Der Hall­stad­ter Fasching 2021: Live­stream und Videokonferenzen

Zum 11.11. hat­te man in Hall­stadt noch gehofft, klei­ne Ele­men­te der noch so jun­gen Faschings­kul­tur statt­fin­den las­sen zu kön­nen. Doch immer stren­ger wer­den­de Ver­ord­nun­gen aus Ber­lin und Mün­chen zogen den Jecken dann end­gül­tig den Zahn.

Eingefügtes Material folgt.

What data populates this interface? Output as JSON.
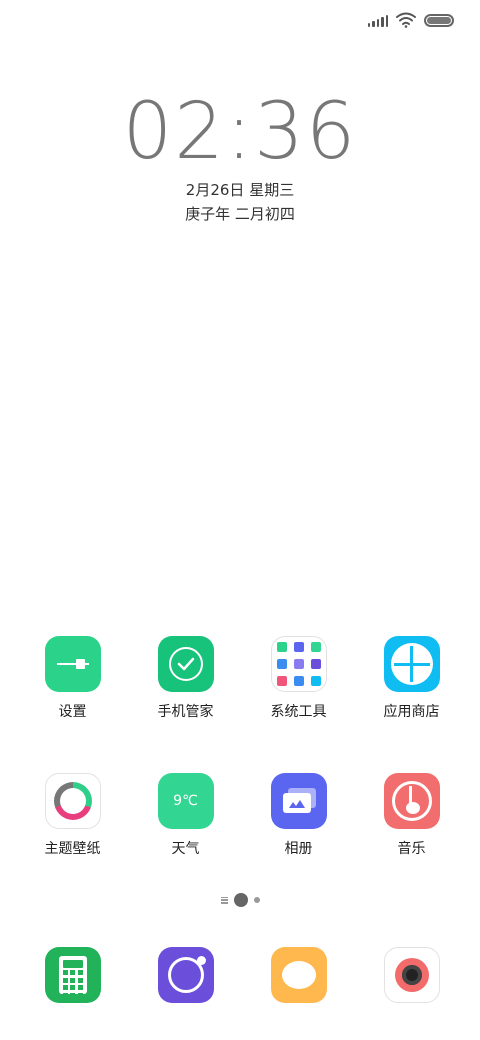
{
  "status_bar": {
    "icons": [
      "signal-icon",
      "wifi-icon",
      "battery-icon"
    ]
  },
  "lock_clock": {
    "time": "02:36",
    "date": "2月26日 星期三",
    "lunar": "庚子年 二月初四"
  },
  "apps": [
    {
      "name": "settings",
      "label": "设置",
      "icon": "settings-icon",
      "color": "#2ad28a"
    },
    {
      "name": "phone-manager",
      "label": "手机管家",
      "icon": "shield-check-icon",
      "color": "#17c27b"
    },
    {
      "name": "system-tools",
      "label": "系统工具",
      "icon": "folder-icon",
      "color": "#ffffff"
    },
    {
      "name": "app-store",
      "label": "应用商店",
      "icon": "store-icon",
      "color": "#0fbdf2"
    },
    {
      "name": "themes",
      "label": "主题壁纸",
      "icon": "theme-icon",
      "color": "#ffffff"
    },
    {
      "name": "weather",
      "label": "天气",
      "icon": "weather-icon",
      "color": "#33d592",
      "icon_text": "9℃"
    },
    {
      "name": "gallery",
      "label": "相册",
      "icon": "gallery-icon",
      "color": "#5a66f0"
    },
    {
      "name": "music",
      "label": "音乐",
      "icon": "music-icon",
      "color": "#f26d6d"
    }
  ],
  "pager": {
    "pages": 2,
    "current_page": 1
  },
  "dock": [
    {
      "name": "calculator",
      "icon": "calculator-icon",
      "color": "#22b25a"
    },
    {
      "name": "browser",
      "icon": "browser-icon",
      "color": "#6b4ed9"
    },
    {
      "name": "messages",
      "icon": "message-icon",
      "color": "#ffb84d"
    },
    {
      "name": "camera",
      "icon": "camera-icon",
      "color": "#f36b6b"
    }
  ]
}
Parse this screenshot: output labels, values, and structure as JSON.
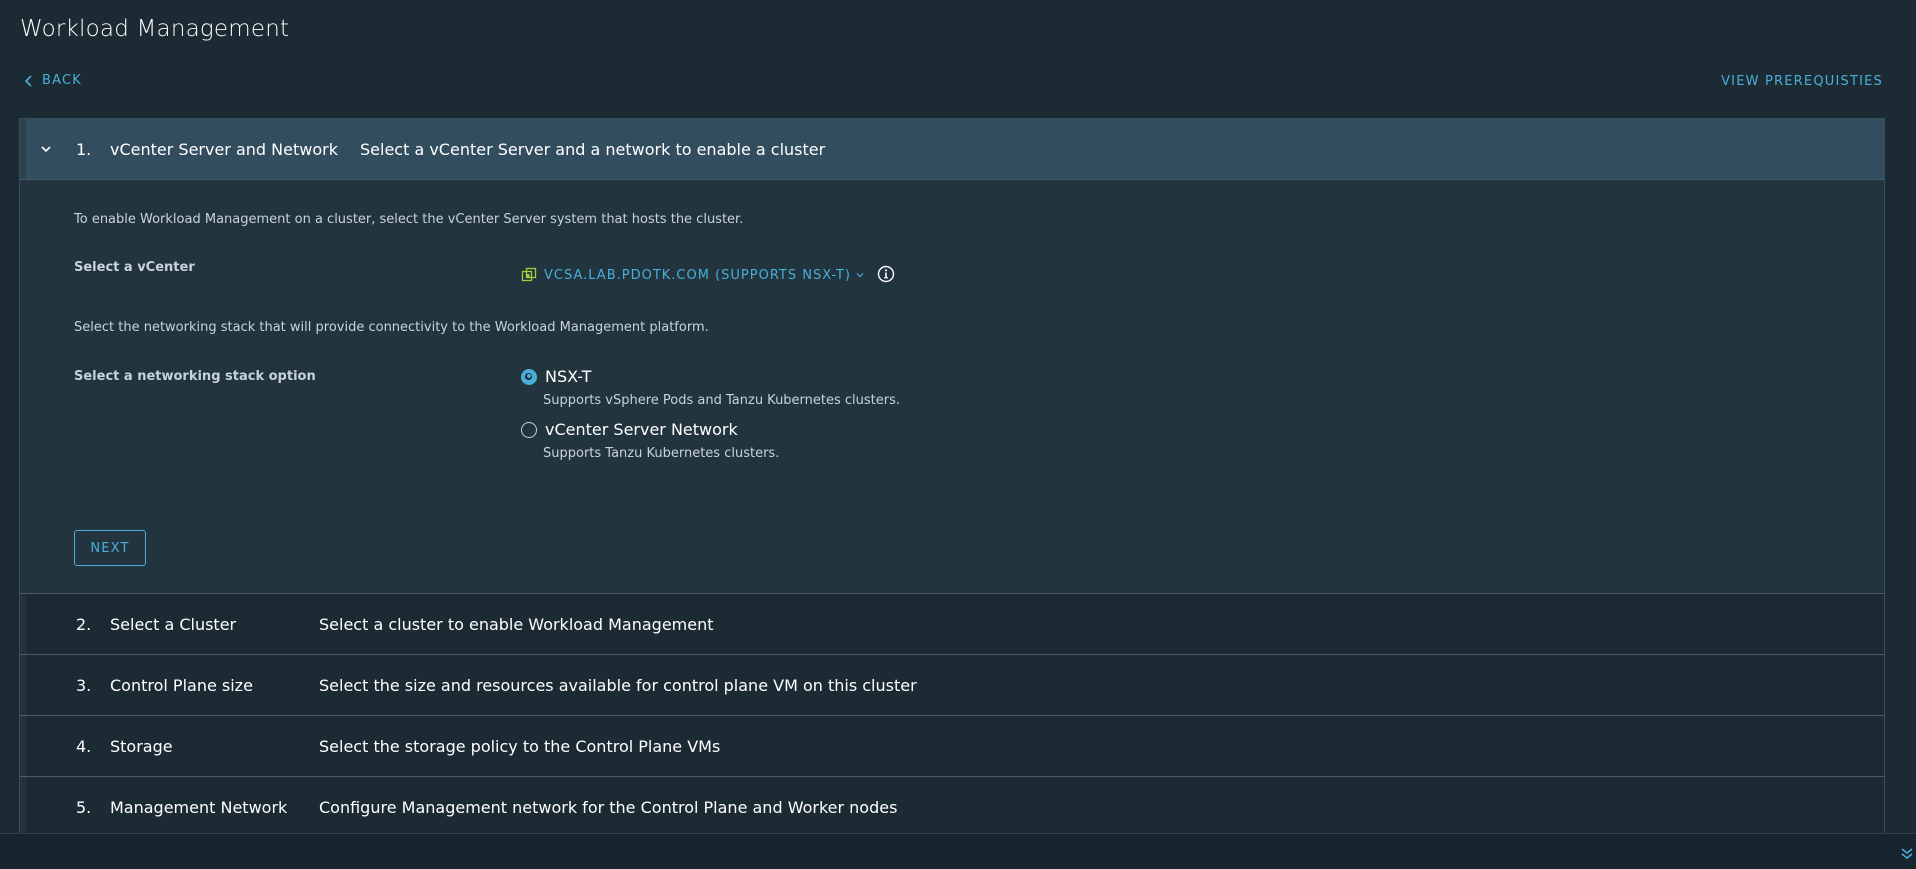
{
  "header": {
    "title": "Workload Management",
    "back_label": "BACK",
    "prereq_label": "VIEW PREREQUISTIES"
  },
  "steps": [
    {
      "number": "1.",
      "name": "vCenter Server and Network",
      "description": "Select a vCenter Server and a network to enable a cluster",
      "expanded": true
    },
    {
      "number": "2.",
      "name": "Select a Cluster",
      "description": "Select a cluster to enable Workload Management",
      "expanded": false
    },
    {
      "number": "3.",
      "name": "Control Plane size",
      "description": "Select the size and resources available for control plane VM on this cluster",
      "expanded": false
    },
    {
      "number": "4.",
      "name": "Storage",
      "description": "Select the storage policy to the Control Plane VMs",
      "expanded": false
    },
    {
      "number": "5.",
      "name": "Management Network",
      "description": "Configure Management network for the Control Plane and Worker nodes",
      "expanded": false
    }
  ],
  "step1": {
    "intro": "To enable Workload Management on a cluster, select the vCenter Server system that hosts the cluster.",
    "vcenter_label": "Select a vCenter",
    "vcenter_value": "VCSA.LAB.PDOTK.COM (SUPPORTS NSX-T)",
    "network_intro": "Select the networking stack that will provide connectivity to the Workload Management platform.",
    "network_label": "Select a networking stack option",
    "options": [
      {
        "label": "NSX-T",
        "sub": "Supports vSphere Pods and Tanzu Kubernetes clusters.",
        "selected": true
      },
      {
        "label": "vCenter Server Network",
        "sub": "Supports Tanzu Kubernetes clusters.",
        "selected": false
      }
    ],
    "next_label": "NEXT"
  },
  "colors": {
    "background": "#1b2a33",
    "accent": "#49afd9",
    "active_header": "#324e5e",
    "body": "#22343e",
    "vcenter_icon": "#9ed13b"
  },
  "icons": {
    "back": "chevron-left-icon",
    "step_toggle": "chevron-down-icon",
    "vcenter": "vcenter-icon",
    "info": "info-icon",
    "footer": "double-chevron-down-icon"
  }
}
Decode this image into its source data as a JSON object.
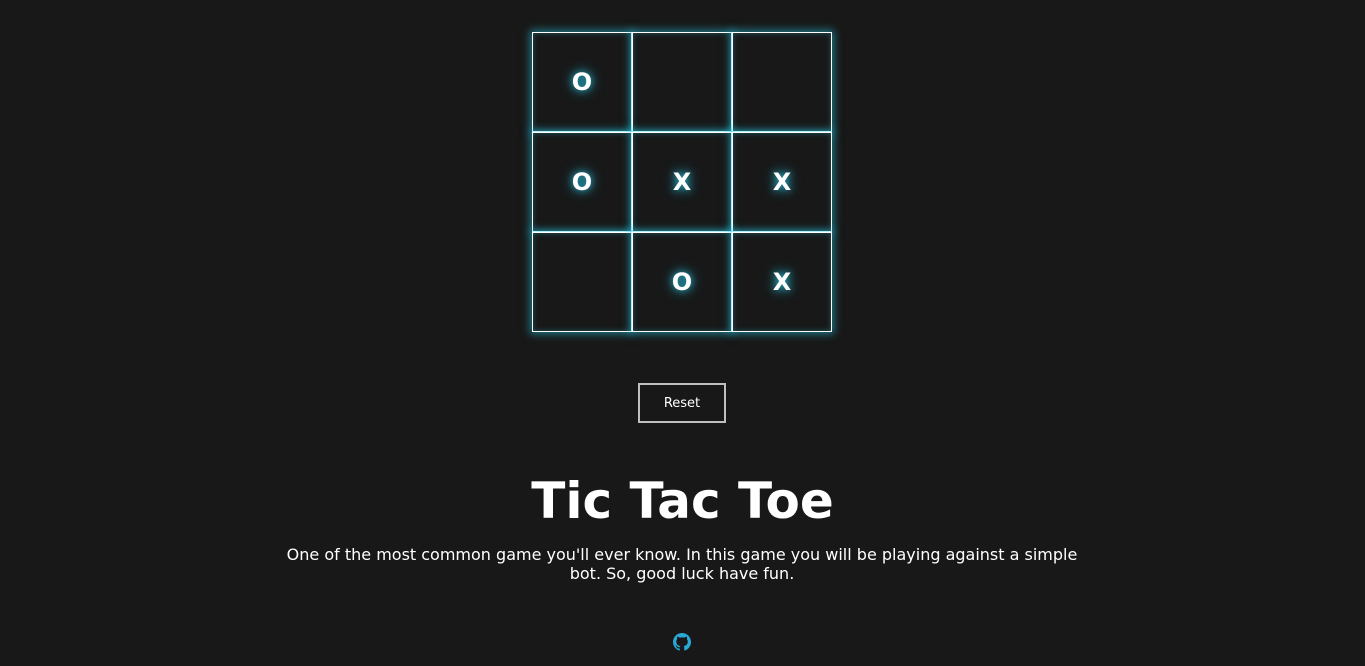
{
  "board": {
    "cells": [
      "O",
      "",
      "",
      "O",
      "X",
      "X",
      "",
      "O",
      "X"
    ]
  },
  "reset_label": "Reset",
  "title": "Tic Tac Toe",
  "description": "One of the most common game you'll ever know. In this game you will be playing against a simple bot. So, good luck have fun.",
  "footer": {
    "icon": "github-icon",
    "icon_color": "#29a8d6"
  },
  "colors": {
    "background": "#181818",
    "glow": "#28c8e6",
    "text": "#ffffff"
  }
}
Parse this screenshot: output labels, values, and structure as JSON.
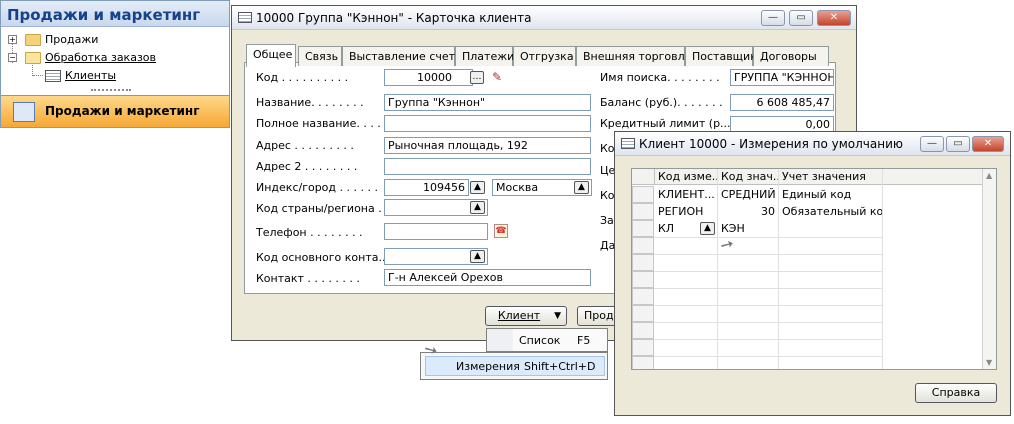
{
  "nav": {
    "title": "Продажи и маркетинг",
    "tree": [
      {
        "label": "Продажи"
      },
      {
        "label": "Обработка заказов"
      },
      {
        "label": "Клиенты"
      }
    ],
    "selected": "Продажи и маркетинг"
  },
  "card": {
    "title": "10000 Группа \"Кэннон\" - Карточка клиента",
    "tabs": [
      "Общее",
      "Связь",
      "Выставление счета",
      "Платежи",
      "Отгрузка",
      "Внешняя торговля",
      "Поставщик",
      "Договоры"
    ],
    "active_tab": "Общее",
    "fields": {
      "code_label": "Код . . . . . . . . . .",
      "code_value": "10000",
      "name_label": "Название. . . . . . . .",
      "name_value": "Группа \"Кэннон\"",
      "fullname_label": "Полное название. . . . .",
      "address_label": "Адрес . . . . . . . . .",
      "address_value": "Рыночная площадь, 192",
      "address2_label": "Адрес 2 . . . . . . . .",
      "postcode_label": "Индекс/город . . . . . .",
      "postcode_value": "109456",
      "city_value": "Москва",
      "country_label": "Код страны/региона . .",
      "phone_label": "Телефон . . . . . . . .",
      "primary_contact_label": "Код основного конта...",
      "contact_label": "Контакт . . . . . . . .",
      "contact_value": "Г-н Алексей Орехов",
      "search_label": "Имя поиска. . . . . . . .",
      "search_value": "ГРУППА \"КЭННОН\"",
      "balance_label": "Баланс (руб.). . . . . . .",
      "balance_value": "6 608 485,47",
      "credit_label": "Кредитный лимит (р...",
      "credit_value": "0,00",
      "partial_labels": [
        "Ко",
        "Це",
        "Ко",
        "За",
        "Да"
      ]
    },
    "buttons": {
      "client": "Клиент",
      "prod": "Прод"
    },
    "menu": [
      {
        "label": "Список",
        "shortcut": "F5"
      },
      {
        "label": "Измерения",
        "shortcut": "Shift+Ctrl+D"
      }
    ]
  },
  "dims": {
    "title": "Клиент 10000 - Измерения по умолчанию",
    "columns": [
      "Код изме...",
      "Код знач...",
      "Учет значения"
    ],
    "rows": [
      [
        "КЛИЕНТ...",
        "СРЕДНИЙ",
        "Единый код"
      ],
      [
        "РЕГИОН",
        "30",
        "Обязательный код"
      ],
      [
        "КЛ",
        "КЭН",
        ""
      ]
    ],
    "help_button": "Справка"
  }
}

Die Idee, bestehen­de Ver­an­stal­tun­gen wie die Faschings­par­ty im Jugend­heim oder den Gau­di­wurm in einen Live­stream umzu­wan­deln, ver­warf der 9‑jährige Ver­ein schnell. Die Ver­an­stal­tun­gen in die­sem For­mat leben schlicht vom rea­len Erle­ben vor Ort. Zudem sei auch für die Pro­duk­ti­on die­ser For­ma­te ein grö­ße­res Team not­wen­dig, wel­che nur nach strengs­ten Hygie­ne­be­din­gun­gen arbei­ten dürf­ten. Viel­mehr prä­sen­tiert der Ver­ein nun am 12.02.2021 einen Musik-Live­stream mit Mar­kus Schu­bert (Schubi). Der aus der Band „Jave­lin“ bekann­te Front­sän­ger pro­du­ziert extra für den Faschings­ver­ein einen Video­stream mit Live­ge­sang. „Wir laden alle Faschings­freun­de ein, mit uns ein paar unter­halt­sa­me Stun­den im eige­nen Wohn­zim­mer zu ver­brin­gen“, so der Vor­sit­zen­de Manu­el Reit­ber­ger. Infor­ma­tio­nen zum Musik­abend im kos­ten­frei­en Live­stream am 12.02.2021 um 20 Uhr sind auf der Ver­eins­web­site www​.faschings​ver​ein​-hall​stadt​.de abrufbar.

Trotz Pan­de­mie gilt es, das Tages­ge­schäft der Ver­eins­ar­beit auf­recht zu erhal­ten. So trifft sich die Vor­stand­schaft regel­mä­ßig zu Video­kon­fe­ren­zen, um die jetzt ruhi­ge­re Zeit voll und ganz für das Durch­star­ten nach der Pan­de­mie zu nut­zen. Aber auch hier gilt es viel zu beach­ten, dar­auf weist der stell­ver­tre­ten­de Vor­sit­zen­de And­re Gun­re­ben hin. So darf nur ein pro­fes­sio­nel­les Kon­fe­renz­sys­tem mit Ver­schlüs­se­lung und Authen­ti­fi­zie­rung ein­ge­setzt wer­den, um den Anfor­de­run­gen an den Daten­schutz wah­ren und die Beschluss­fä­hig­keit einer sol­chen Sit­zung zu garantieren.

2021 wird der Fasching also in auch in Hall­stadt etwas anders sein, jedoch freu­en sich die Nar­ren bereits auf „die Zeit nach Corona“.